In 2024, content creator Bridget Bahl was newly married to her husband, Mike, and hoping to start a family. Sharing that process online—where some 1.7 million people had followed along as she dated and then planned her wedding—seemed only natural, especially as she underwent rounds of IVF.
She was on her fifth when she felt the lump. At first, she mistook it for a side effect of her IVF medication. “Your breasts change so much during the cycle, so I thought it had something to do with that,” the 42-year-old says. “In my mind, if you have cancer, it’s going to feel like a marble, something hard and foreign. That’s not how this felt.”
At her next fertility check-in, about two weeks later, she asked the doctor to take a look at the lump.
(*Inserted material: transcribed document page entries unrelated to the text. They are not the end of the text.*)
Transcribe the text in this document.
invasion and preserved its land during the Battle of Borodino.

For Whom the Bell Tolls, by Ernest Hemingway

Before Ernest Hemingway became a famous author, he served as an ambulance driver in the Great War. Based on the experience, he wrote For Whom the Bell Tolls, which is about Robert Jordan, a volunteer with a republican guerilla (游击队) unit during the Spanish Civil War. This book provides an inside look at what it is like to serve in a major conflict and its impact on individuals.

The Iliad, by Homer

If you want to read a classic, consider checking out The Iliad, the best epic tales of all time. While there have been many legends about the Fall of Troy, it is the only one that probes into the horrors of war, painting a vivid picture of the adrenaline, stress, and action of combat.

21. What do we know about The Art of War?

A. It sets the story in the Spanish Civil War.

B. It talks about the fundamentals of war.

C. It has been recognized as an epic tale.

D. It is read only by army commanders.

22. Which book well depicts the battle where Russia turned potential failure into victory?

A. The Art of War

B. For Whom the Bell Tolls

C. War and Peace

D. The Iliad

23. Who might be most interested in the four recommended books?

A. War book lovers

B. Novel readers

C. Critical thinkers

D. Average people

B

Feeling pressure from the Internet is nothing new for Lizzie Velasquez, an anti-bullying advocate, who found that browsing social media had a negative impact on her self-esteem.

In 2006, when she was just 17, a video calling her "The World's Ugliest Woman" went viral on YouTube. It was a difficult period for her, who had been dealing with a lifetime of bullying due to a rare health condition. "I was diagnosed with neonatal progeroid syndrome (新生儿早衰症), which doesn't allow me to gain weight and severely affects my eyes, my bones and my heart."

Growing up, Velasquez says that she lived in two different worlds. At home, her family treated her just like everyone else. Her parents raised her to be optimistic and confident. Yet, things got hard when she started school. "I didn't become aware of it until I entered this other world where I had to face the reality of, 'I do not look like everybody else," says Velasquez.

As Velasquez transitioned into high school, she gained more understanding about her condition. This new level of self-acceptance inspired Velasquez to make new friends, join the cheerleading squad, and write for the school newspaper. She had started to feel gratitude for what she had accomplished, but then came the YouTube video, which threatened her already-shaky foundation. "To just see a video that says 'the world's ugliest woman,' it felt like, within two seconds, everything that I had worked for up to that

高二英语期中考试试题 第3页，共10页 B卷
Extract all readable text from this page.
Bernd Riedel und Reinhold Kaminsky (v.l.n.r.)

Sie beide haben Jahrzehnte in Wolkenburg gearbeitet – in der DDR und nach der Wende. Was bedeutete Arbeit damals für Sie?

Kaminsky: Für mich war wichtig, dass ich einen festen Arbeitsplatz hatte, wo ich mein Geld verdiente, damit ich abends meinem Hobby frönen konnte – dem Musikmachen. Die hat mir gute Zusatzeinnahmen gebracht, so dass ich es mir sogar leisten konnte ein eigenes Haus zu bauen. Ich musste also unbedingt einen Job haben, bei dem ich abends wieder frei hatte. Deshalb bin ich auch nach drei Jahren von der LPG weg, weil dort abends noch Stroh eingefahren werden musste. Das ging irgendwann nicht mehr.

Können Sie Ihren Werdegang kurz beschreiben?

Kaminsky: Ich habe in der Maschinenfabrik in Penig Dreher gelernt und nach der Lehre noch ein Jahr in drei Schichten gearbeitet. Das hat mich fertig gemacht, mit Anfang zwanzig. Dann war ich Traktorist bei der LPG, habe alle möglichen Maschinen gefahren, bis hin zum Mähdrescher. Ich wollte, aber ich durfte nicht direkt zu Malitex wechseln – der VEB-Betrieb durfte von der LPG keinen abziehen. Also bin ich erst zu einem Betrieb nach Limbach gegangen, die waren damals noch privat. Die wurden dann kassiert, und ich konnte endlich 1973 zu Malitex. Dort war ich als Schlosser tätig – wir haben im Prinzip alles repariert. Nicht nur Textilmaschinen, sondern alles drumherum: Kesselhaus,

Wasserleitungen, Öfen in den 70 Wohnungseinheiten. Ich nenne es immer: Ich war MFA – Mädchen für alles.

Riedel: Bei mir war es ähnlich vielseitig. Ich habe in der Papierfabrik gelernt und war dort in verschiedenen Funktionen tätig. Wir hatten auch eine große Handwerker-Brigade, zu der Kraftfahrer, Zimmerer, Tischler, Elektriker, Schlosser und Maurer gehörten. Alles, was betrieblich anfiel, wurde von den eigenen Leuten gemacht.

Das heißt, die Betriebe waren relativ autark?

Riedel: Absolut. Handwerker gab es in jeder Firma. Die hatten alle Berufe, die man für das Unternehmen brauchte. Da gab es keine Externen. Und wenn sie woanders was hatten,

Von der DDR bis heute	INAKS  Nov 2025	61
Things moved quickly from there: she underwent a mammogram, an ultrasound, and a biopsy in a single day, all of which revealed that she had a golf ball-sized something in her right breast. (“I’m a B-cup on my best days,” Bahl jokes. “How could I be hiding a golf ball-sized anything in there?”) Next came the diagnosis of invasive ductal carcinoma, HER2+ hormone receptor-negative breast cancer, stage 2—stage two breast cancer that had spread to a nearby lymph node.
While the American Cancer Society reports that the median age of diagnosis is 62, the last decade has shown a major uptick in women under 50 discovering that they have breast cancer. And Bahl had no history of it in her family: no BRCA, no genetic predisposition, not even a single abnormal mammogram among her nine aunts, mother, and maternal grandmother. “My first thought was that I had done this to myself, maybe with the IVF,” Bahl says.
It’s a fairly common misconception. “I’ve been doing this for nearly 15 years, and I would love to tell you that this is the first time a patient has discovered they have cancer during IVF, but it’s not,” says Dr. Brian Levine, MD, Bahl’s Manhattan-based doctor, who is double board-certified in reproductive endocrinology and infertility and obstetrics and gynecology. According to the American Society for Reproductive Medicine, however, no studies have found a correlation or association between taking fertility drugs and developing breast cancer. Instead, what tends to happen is that as women begin fertility treatment, they suddenly pay especially close attention to their bodies. “We know that breast cancer will affect anywhere between one in six to one in eight women during their lives,” Dr. Levine says. “It just ends up that, when people go to fertility clinics, sometimes it’s the first time that they’re actually going to a doctor regularly. That’s when you’re more likely to discover something.”